– Разменял?
– Разменял, господин полковник.
– Сколько?
– Две тысячи пятьсот фунтов.
Он рассказывает про привольную московскую жизнь. «Бандиты» окружили его. Они слушают с упоением. На вершинах дерев золото вечернего солнца. Внизу сумерки. Хороводами жужжат комары.
– Люди как люди и живут по-людски. В рулетку играют, ликеры заграничные пьют, девиц на «роль-ройсах» возят. Одним словом, Кузнецкий Мост. Выйдешь часика этак в четыре – дым коромыслом: рысаки, содкомы, нэпманы, комиссары… Ни дать ни взять как до войны, при царе. Вот она, рабочая власть… Коммуной-то и не пахнет. В гору холуй пошел, жи-вут!.. А мы, сиволапые, рыжики в лесу собираем… Эх!..

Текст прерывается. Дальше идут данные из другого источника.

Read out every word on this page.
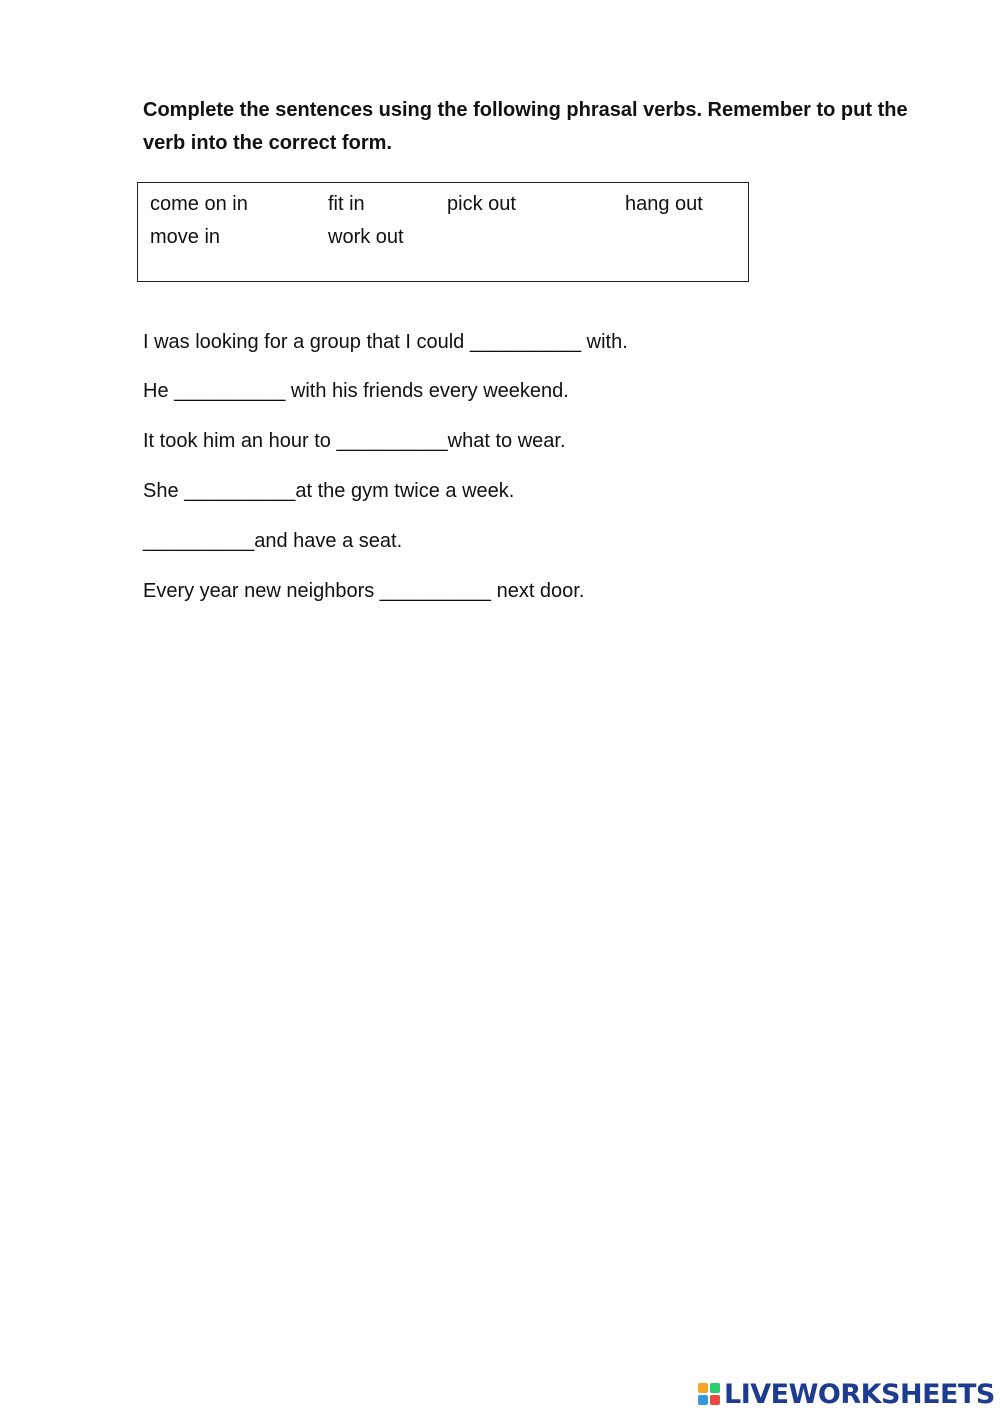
Complete the sentences using the following phrasal verbs. Remember to put the verb into the correct form.

come on in	fit in	pick out	hang out
move in	work out

I was looking for a group that I could __________ with.

He __________ with his friends every weekend.

It took him an hour to __________what to wear.

She __________at the gym twice a week.

__________and have a seat.

Every year new neighbors __________ next door.

LIVEWORKSHEETS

Егоров морщит седые брови:
– Помалкивал бы в тряпичку, Федя. Соблазн.
– А что?… В Москву захотелось?
– Язва, отстань… Бесом стал. Бесов тешишь.
Федя смеется. Смеется и беспалый Мокеич, и выпоротый недавно Каплюга, и Титов, и Сенька, и Хведощеня, и вся лесная зеленая братия. Всем весело. Всем завидно. Завидно, что где-то, за тридевять земель, в далекой Москве, «в гору холуй пошел» и «люди живут по-людски».
«По-людски»: «девиц на „роль-ройсах“ возят»… Я спрашиваю себя: семя мы или только навоз?
28 июля.
Иван Лукич – казначей. Он пересчитал сегодня фунты и говорит мрачно:
– Вот мерзавцы… Украли.
– Много?
– Триста пятьдесят фунтов.
Домашний вор – худший вор. Я приказываю выстроить «шайку». «Бандиты» построились в три ряда на поляне, у «акулькина» клена, там, где жгли Синицына на костре. Моросит мелкий дождь.
– Смирно!
Они по-солдатски повернули глаза направо и замерли в ожидании. Я говорю:
– Ночью украли деньги. Кто украл, выходи.
В заднем ряду поднимается шум. Я слышу, как Каплюга вполголоса говорит:
– Чьи деньги-то? Разве не наши?… Как в набег, так «за мной», а делиться, так и врозь табачок… Правильно, товарищи, или нет?
Каплюга – бывший матрос. Но он не «гордость и краса революции», а пьяница, разбойник и вор. Я взял его в плен в Бобруйске.
– Каплюга.
Он не отзывается – прячется за чужие спины. Я повторяю:
– Каплюга.
Он медленно, нехотя выходит из строя. Руки в карманы, шапка сдвинута на затылок. Он покачивается. Он пьян.
– Шапку долой!
– Зачем? И так постою. Не в Божьей церкви небось!..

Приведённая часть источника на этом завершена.